Las Vegas, Nevada-the Senate of the United States seems to be approaching its historic Stelcoin bill, the genius law, a battle, its champion Cynthia Lummis (R-Wyo.) He said he has been incredibly difficult.
“It has been extremely difficult,” Lummis said during a talk by the fire with the legal director of Coinbase Paul Grewal in Bitcoin 2025 in Las Vegas on Tuesday. “I had no idea how difficult it would be.”
Last week, the Senate voted to advance the bill, easily eliminating the 60 votes required to kick the bill at its last phase of discussion before the final vote to pass it completely. A previous attempt failed in a bipartisan way after the Senate Democrats, led by the skeptic cryptography of for a long time Elizabeth Warren (D-Mass.), As well as several Republicans, including Josh Hawley in Missouri and Rand Paul of Kentucky, voted against the coincidence.
Lummis, whose staff (together with the Copatrocator of the bill, Kirsten Gillibrand (D-New York)) has played a key role in negotiations behind the scene to approve the genius law, said he believes that the Senate has reached a final agreement. If the bill is approved, both Lummis and Senator Bill Hagerty (R-Ten.), The sponsor of the bill, said it would be the first approved legislation of the Senate Banking Committee in eight years.
“He has taken a lot of work,” Hagerty said, speaking in a separate discussion panel on Tuesday. Hagerty added that the cryptopathic skeptic senator Elizabeth Warren (D-Mass.), The main opponent of the bill, made a concerted effort to drag the procedures with the hope of stopping the progress of the legislation.

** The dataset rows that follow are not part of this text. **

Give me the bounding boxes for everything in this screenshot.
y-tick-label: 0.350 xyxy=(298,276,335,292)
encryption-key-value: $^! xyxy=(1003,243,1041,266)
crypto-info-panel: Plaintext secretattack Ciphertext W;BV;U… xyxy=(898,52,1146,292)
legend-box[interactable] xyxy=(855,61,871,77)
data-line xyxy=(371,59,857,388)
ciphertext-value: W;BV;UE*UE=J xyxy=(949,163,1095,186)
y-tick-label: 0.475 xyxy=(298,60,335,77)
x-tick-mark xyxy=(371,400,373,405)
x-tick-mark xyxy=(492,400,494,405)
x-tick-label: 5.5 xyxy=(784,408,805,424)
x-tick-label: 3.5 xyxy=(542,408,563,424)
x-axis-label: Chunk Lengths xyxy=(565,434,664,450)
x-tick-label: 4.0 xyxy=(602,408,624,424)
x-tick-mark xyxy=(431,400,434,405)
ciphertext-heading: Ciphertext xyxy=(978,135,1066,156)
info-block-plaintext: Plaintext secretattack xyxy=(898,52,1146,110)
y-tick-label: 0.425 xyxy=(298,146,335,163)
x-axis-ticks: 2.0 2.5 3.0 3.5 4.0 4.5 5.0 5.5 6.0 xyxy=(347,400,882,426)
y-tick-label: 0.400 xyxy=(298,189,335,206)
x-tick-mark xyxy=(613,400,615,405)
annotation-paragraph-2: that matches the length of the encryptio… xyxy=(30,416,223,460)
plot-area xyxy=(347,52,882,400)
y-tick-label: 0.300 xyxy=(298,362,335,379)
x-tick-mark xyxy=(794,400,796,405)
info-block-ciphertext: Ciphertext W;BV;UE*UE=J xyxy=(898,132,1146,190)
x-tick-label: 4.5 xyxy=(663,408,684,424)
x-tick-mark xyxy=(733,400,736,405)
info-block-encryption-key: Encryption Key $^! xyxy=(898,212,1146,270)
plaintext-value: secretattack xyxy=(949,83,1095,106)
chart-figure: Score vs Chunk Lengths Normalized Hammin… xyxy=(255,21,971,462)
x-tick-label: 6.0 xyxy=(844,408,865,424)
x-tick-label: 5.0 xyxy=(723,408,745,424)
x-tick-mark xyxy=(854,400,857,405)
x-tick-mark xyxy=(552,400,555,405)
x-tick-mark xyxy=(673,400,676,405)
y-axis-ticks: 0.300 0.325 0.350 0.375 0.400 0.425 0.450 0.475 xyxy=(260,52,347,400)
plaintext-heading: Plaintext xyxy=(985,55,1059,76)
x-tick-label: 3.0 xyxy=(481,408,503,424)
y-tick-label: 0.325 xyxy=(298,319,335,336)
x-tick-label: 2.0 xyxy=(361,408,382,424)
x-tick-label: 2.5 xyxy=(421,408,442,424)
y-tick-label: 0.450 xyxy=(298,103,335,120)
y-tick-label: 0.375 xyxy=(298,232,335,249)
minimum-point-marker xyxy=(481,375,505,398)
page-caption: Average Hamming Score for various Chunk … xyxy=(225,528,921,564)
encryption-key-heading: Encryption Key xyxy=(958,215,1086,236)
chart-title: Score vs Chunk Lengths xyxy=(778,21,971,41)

Hagerty said the bill, once approved, would be the most bipartisan legislation to approve the Senate Banking Committee in more than a decade. While supporters of the bill they see it as a victory, they are also frustrated with the difficulty of obtaining legislation in general that is approved by the committee.
“We no longer have the muscular memory to legislate. That is our work,” Lummis said. “It really is very frustrating, very exhausting, and you have to maintain your creativity, your sense of humor and your patience about you.”
Lummis added that he had “a lot of hope” that the Senate could work behind the scene with the camera in a market structure bill, noting that the camera has the advantage of “muscle memory” (after its approval of FIT21 last year) on the Senate when it comes to the next obstacle of cryptographic legislation.